Determine the distribution of constants

The following (in the unnormalized data set) prints the distribution of constant SMILES, ordered by count:

select count(*), constant_smiles from fragmentation GROUP BY constant_smiles ORDER BY count(*) DESC

Given the fragmentations from 20K molecules, this takes a bit over 2 seconds on the unindexed,unnormalized data set.

If the SMILES strings are indexed, but still unnormalized, it takes a bit over 1 second.

If the SMILES strings are normalized and indexed it's 0.66 seconds. That's about 3x faster.

Given that this will likely not be common, I suggest staying with unnormalized strings, and no index. Perhaps there can be an mmpdb fragdb_index command to add indices if people want a 2x speedup.

Bear in mind that currently analysis must do a linear search of the fragments file, decoding the JSON-Lines, and building the search into memory. This probably takes much longer, though I haven't tested it.

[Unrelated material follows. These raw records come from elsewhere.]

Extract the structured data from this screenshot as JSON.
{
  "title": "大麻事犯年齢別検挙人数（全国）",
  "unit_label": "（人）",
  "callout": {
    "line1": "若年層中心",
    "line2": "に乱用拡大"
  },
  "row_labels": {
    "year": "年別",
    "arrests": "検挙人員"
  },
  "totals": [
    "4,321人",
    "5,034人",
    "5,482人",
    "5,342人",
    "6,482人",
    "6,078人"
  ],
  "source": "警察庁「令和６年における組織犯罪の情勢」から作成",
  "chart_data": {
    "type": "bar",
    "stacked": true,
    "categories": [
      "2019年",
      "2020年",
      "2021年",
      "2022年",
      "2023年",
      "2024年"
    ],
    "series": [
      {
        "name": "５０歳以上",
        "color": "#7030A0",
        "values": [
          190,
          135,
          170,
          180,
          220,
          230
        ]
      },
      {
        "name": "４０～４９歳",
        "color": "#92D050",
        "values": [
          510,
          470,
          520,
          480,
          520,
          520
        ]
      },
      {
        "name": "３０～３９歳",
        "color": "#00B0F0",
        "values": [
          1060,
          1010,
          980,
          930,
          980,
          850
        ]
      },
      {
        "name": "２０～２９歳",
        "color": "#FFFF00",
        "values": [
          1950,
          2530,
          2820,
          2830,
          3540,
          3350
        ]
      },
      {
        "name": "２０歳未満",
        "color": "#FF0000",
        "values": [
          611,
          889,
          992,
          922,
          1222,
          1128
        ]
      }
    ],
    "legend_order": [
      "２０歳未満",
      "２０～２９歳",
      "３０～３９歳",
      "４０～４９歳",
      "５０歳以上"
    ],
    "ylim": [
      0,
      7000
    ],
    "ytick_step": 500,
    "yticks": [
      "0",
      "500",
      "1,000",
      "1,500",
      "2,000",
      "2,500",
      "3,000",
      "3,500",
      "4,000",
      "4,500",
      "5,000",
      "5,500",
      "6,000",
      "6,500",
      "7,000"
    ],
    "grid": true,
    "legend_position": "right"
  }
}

Generate a subset of fragments given the constants

There are a couple of ways I could think of to select a set of fragments: 1) specify the SMILES strings, and 2) request only those in the top-P%, or top N, or those with at least M occurrences.

In both cases, I think the right solution is to make a temporary table containing the selected fragments, then use that to select the subset of fragments and of records containing those fragments. For example, the following selects all records with a fragmentation with a constant SMILES is one of the 10,000 most common.

attach database ":memory:" as tmp;

CREATE TABLE tmp.selected_fragmentation (
    fragment_id INTEGER 
);

INSERT INTO tmp.selected_fragmentation
    SELECT id 
    FROM fragmentation
    WHERE constant_smiles IN (
       SELECT constant_smiles
         FROM fragmentation
   GROUP BY constant_smiles
   ORDER BY count(*)
          DESC
         LIMIT 10000);

analyze tmp;

select record.id from record, fragmentation where record.id = fragmentation.record_id AND fragmentation.id in (select fragment_id from tmp.selected_fragmentation);

The :memory: + index + analyze is slightly faster than doing a straight search on the unindexed database. Note the above only filters the records, when full export will also need to export the fragments, which requires another search. That's why I think the temporary index is worthwhile.

Partition based on constants

It looks like this can be done with a similar mechanism - create a table, randomize the order, split into M parts, and save to distinct output databases.

Drop support for the old 'fragments' format

The current pull request drops supports the old 'fragments' format if the filename ends with .fragments or .fragments.gz. This simplifies the relevant code by quite a bit, compared to a version which must support support both I/O formats.

The feedback from Mahendra is that this isn't an issue.

An middle solution is to only support the old 'fragments' format in the --cache option, which would let people upgrade to the new system without having to re-fragment everything. I don't think that's needed as re-fragmentation, while slow, is doable.

adalke commented 3 years ago

I've finalized the pull request, addressing the issues brought up in this discussion.

adalke commented 3 years ago

Feedback is to go ahead with this and drop all support for the old "fragments" JSON-Lines format.

That's now part of my working branch for the upcoming 3.0 release.